A data source is a repository or a system that stores and provides data for use in applications or systems. They are storage locations that provide data to use in AI workflows. It serves as the foundation for feeding information into the data pipeline. You have options to choose from, including Amazon S3 and IBM Storage Scale file system.

Before you begin

About this task

  • IBM Fusion Content-Aware Storage (CAS) does not directly interface with S3 storage providers. It accesses S3 storage through the IBM Storage Scale S3 filesystem and with AFM feature enablement provides a cached copy of the S3 content.
  • Up to 25 CAS data sources are supported. Each data source can be one of the following:
    • An external S3 bucket using a IBM Storage Scale AFM fileset to ingest the S3 content.
    • A fileset residing on the IBM Storage Scale filesystem attached to CAS (without AFM).
  • The following constraints exist for change notifications for filesets that reside in the IBM Storage Scale file system is remote mounted by IBM Storage Scale CNSA (without AFM):
    • Up to 10 million files per fileset
    • Up to 100 million files total monitored
  • Only independent fileset is supported.

Procedure

  1. From the menu, go to Content-aware storage > Data source.
  2. In the Data sources page, click Connect data source.
  3. Enter the name of the Data source.
  4. Select the storage type and click Next.
    The available storage types are IBM Cloud, IBM Storage Scale, AWS, S3 Compliant.
  5. Enter the following details in the Connection details page.
    The Connection details page vary based on your storage type selection.
    • IBM Cloud, AWS, or S3 Compliant
      • Enter the Endpoint.

        It refers to the URL through which you can access the bucket and its contents. For more information about Endpoint rules, see AWS documentation.

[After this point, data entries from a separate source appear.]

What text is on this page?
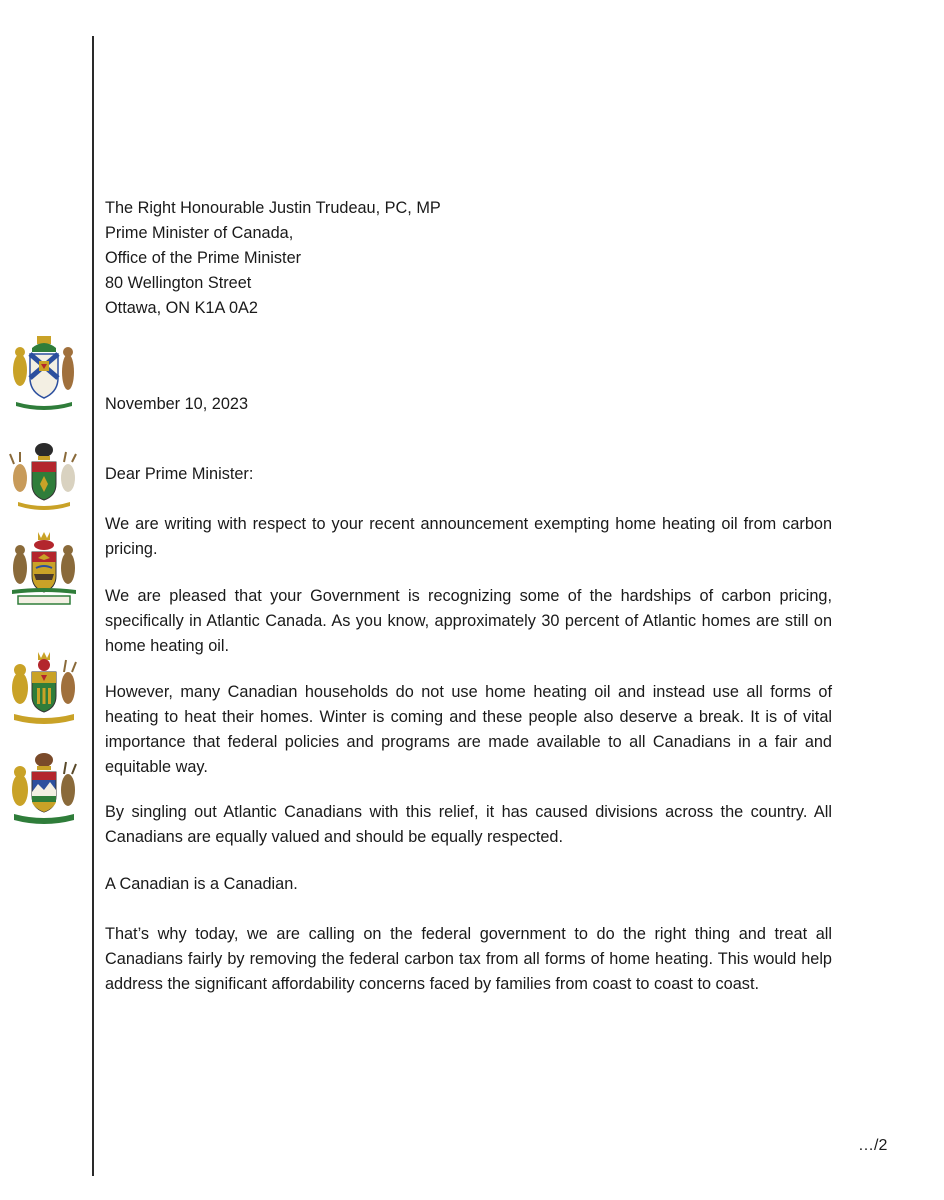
The Right Honourable Justin Trudeau, PC, MP
Prime Minister of Canada,
Office of the Prime Minister
80 Wellington Street
Ottawa, ON K1A 0A2
November 10, 2023
Dear Prime Minister:

We are writing with respect to your recent announcement exempting home heating oil from carbon pricing.

We are pleased that your Government is recognizing some of the hardships of carbon pricing, specifically in Atlantic Canada. As you know, approximately 30 percent of Atlantic homes are still on home heating oil.

However, many Canadian households do not use home heating oil and instead use all forms of heating to heat their homes. Winter is coming and these people also deserve a break. It is of vital importance that federal policies and programs are made available to all Canadians in a fair and equitable way.

By singling out Atlantic Canadians with this relief, it has caused divisions across the country. All Canadians are equally valued and should be equally respected.

A Canadian is a Canadian.

That’s why today, we are calling on the federal government to do the right thing and treat all Canadians fairly by removing the federal carbon tax from all forms of home heating. This would help address the significant affordability concerns faced by families from coast to coast to coast.

…/2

      • Enter the name of the S3 Bucket.

        For more information about the bucket naming guidelines, see AWS documentation.

      • For AWS, enter the Region. It is the Amazon Web Services region where the bucket is located.
      • Enter the Access key and Secret access key

        These are security credentials needed to access the contents of the bucket.

      • In the Certificate settings section, enter the Secret name for certificate.

        This is an optional parameter. SSL secured object storage locations require certificates for authentication. Create an OpenShift TLS secret in namespace ibm-storage-fusion-ns or your Fusion namespace. Provide the secret name for the credentials.

    • IBM Storage Scale

      Enter the Path. It is the junction path.

  6. In the Caching filesystem section, select the file system where the cache of this data source must be stored.
    If there is only one remote file system detected, it gets automatically selected and this field is not available for selection.
  7. Click Connect to submit the information so that CAS can be enabled for the data source.

What to do next

For IBM Storage Scale type data source, determine the group owner that has read and execute permission to the junction path to allow CAS to read its files and view the directory.
Log in to your Scale cluster to check the permission. For example, if your junction path is /gpfs/gpfs3/my-data/, run the following command to change the path:
cd /gpfs/gpfs3/
ls -la
Example output:
drwxr-x---  2 root cas    4096 May 22 19:50 my-data
[root@tc11scale1 gpfs3]# getent group cas | cut -d: -f3
310
If the group owner is not root, then run the following command to add the annotation to the previously created datasource. In this example, the group owner is cas.
oc annotate DataSource datasource-name group-id='310' --overwrite

Here, the datasource-name and 310 are example values that can change depending on the datasource name and the GID set in Scale.